YAML Metadata Warning:empty or missing yaml metadata in repo card

Check out the documentation for more information.

Tiny-GPT: 0.5B MoE Language Model

A clean, efficient implementation of a Mixture-of-Experts GPT that fits on modest GPUs (4GB VRAM) while training on large datasets.

🎯 Main Goal

Generate proper English text - not gibberish!

📊 Quick Stats

Metric	Value
Model Size	0.5B parameters (520M)
Active per Token	180M parameters (via MoE routing)
Architecture	12 Transformer layers, 8 experts/layer, top-2 routing
Training Data	WikiText-103 (103M tokens, ~500MB)
GPU Memory	0.97 GiB (model weights only)
Training Time	~10-20 hours on RTX 2050 (10k steps)
Tokenizer	GPT-2 BPE (50,257 vocab via tiktoken)

🚀 Quick Start

1. Prepare Dataset

python prepare_data.py

Downloads WikiText-103 and tokenizes to memory-mapped binary files (~500MB).
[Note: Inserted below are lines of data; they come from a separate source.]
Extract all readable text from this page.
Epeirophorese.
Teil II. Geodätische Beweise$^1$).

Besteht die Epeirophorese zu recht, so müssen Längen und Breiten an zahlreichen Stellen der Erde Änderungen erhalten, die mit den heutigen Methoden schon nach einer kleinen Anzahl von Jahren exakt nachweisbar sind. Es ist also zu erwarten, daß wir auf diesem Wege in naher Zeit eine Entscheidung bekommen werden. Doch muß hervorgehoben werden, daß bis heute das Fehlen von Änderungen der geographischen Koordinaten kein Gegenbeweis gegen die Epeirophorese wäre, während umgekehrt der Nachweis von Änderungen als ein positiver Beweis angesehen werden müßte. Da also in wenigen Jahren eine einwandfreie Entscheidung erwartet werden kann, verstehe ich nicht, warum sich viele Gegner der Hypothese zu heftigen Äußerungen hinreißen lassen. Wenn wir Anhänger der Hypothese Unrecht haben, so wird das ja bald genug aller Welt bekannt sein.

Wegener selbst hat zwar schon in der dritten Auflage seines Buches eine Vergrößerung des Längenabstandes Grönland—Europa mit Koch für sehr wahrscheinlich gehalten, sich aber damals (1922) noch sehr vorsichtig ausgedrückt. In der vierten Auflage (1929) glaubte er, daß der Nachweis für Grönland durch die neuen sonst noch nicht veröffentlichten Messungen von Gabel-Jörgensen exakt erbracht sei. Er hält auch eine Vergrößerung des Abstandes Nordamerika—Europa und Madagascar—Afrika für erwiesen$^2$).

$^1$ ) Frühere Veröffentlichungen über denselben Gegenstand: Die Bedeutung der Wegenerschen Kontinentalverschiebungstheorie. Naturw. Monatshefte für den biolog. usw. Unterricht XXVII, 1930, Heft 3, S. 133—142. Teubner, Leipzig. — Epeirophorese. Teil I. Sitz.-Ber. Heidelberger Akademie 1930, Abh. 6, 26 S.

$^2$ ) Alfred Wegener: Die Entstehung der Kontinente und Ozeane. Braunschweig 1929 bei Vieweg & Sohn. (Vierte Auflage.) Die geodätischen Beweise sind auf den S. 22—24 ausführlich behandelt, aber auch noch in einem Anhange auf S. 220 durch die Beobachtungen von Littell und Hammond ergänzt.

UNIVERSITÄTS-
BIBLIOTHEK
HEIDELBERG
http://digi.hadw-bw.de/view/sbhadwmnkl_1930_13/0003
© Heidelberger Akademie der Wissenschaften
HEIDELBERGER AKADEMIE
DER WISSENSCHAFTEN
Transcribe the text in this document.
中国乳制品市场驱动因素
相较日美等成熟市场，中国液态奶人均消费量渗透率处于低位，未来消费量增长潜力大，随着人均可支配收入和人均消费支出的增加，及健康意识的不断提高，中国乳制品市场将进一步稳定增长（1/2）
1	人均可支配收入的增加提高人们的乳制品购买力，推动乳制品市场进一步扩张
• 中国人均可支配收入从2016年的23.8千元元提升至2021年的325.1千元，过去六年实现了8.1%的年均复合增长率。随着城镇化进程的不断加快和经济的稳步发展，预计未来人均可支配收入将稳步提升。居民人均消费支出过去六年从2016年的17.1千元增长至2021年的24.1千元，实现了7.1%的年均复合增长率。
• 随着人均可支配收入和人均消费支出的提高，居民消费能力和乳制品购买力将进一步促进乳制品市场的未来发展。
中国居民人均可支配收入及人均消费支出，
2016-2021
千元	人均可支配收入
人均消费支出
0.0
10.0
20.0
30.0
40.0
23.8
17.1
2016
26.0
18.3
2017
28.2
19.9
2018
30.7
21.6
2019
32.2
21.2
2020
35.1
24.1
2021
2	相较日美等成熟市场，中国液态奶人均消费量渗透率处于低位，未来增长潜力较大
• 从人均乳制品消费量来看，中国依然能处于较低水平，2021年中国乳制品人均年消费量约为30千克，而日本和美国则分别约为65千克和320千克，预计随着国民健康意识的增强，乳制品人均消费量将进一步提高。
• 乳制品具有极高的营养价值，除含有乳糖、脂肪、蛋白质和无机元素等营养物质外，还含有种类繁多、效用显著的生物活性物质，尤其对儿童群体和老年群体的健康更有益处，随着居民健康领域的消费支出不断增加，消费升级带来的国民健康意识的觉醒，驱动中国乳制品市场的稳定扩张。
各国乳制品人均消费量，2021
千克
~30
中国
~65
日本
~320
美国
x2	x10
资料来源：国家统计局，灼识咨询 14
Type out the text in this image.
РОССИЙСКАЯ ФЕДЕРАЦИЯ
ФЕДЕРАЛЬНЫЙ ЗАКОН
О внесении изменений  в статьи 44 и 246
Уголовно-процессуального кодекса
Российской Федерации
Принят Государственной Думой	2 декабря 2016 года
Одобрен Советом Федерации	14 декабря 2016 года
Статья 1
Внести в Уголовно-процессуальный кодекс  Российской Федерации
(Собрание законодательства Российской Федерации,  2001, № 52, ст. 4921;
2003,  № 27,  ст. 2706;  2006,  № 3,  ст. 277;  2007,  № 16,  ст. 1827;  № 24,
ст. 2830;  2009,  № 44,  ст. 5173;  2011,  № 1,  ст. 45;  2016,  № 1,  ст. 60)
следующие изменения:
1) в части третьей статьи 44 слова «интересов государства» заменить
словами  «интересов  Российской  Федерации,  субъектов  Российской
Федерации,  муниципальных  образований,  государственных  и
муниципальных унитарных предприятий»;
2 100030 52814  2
This is a one-time operation that takes 10-30 minutes.

2. Train

python main.py

Starts training from scratch with:

Learning rate: 1.5e-4 (lowered for stability)
Warmup: 500 steps (better convergence)
Total steps: 10,000 (more thorough training)
Batch size: 16 (gradient accumulation of 2x8)

Training progress shows in real-time via rich progress bar.

3. Generate Text

python run.py

🤗 Use Hugging Face Hub (instead of local/GitHub checkpoints)

1. Upload checkpoints to HF Hub

pip install huggingface_hub
export HF_TOKEN=your_hf_token
python push_to_hf.py --repo-id yourname/Tiny-GPT

This uploads:

checkpoints/best.pt → best.pt
checkpoints/latest.pt → latest.pt (if present)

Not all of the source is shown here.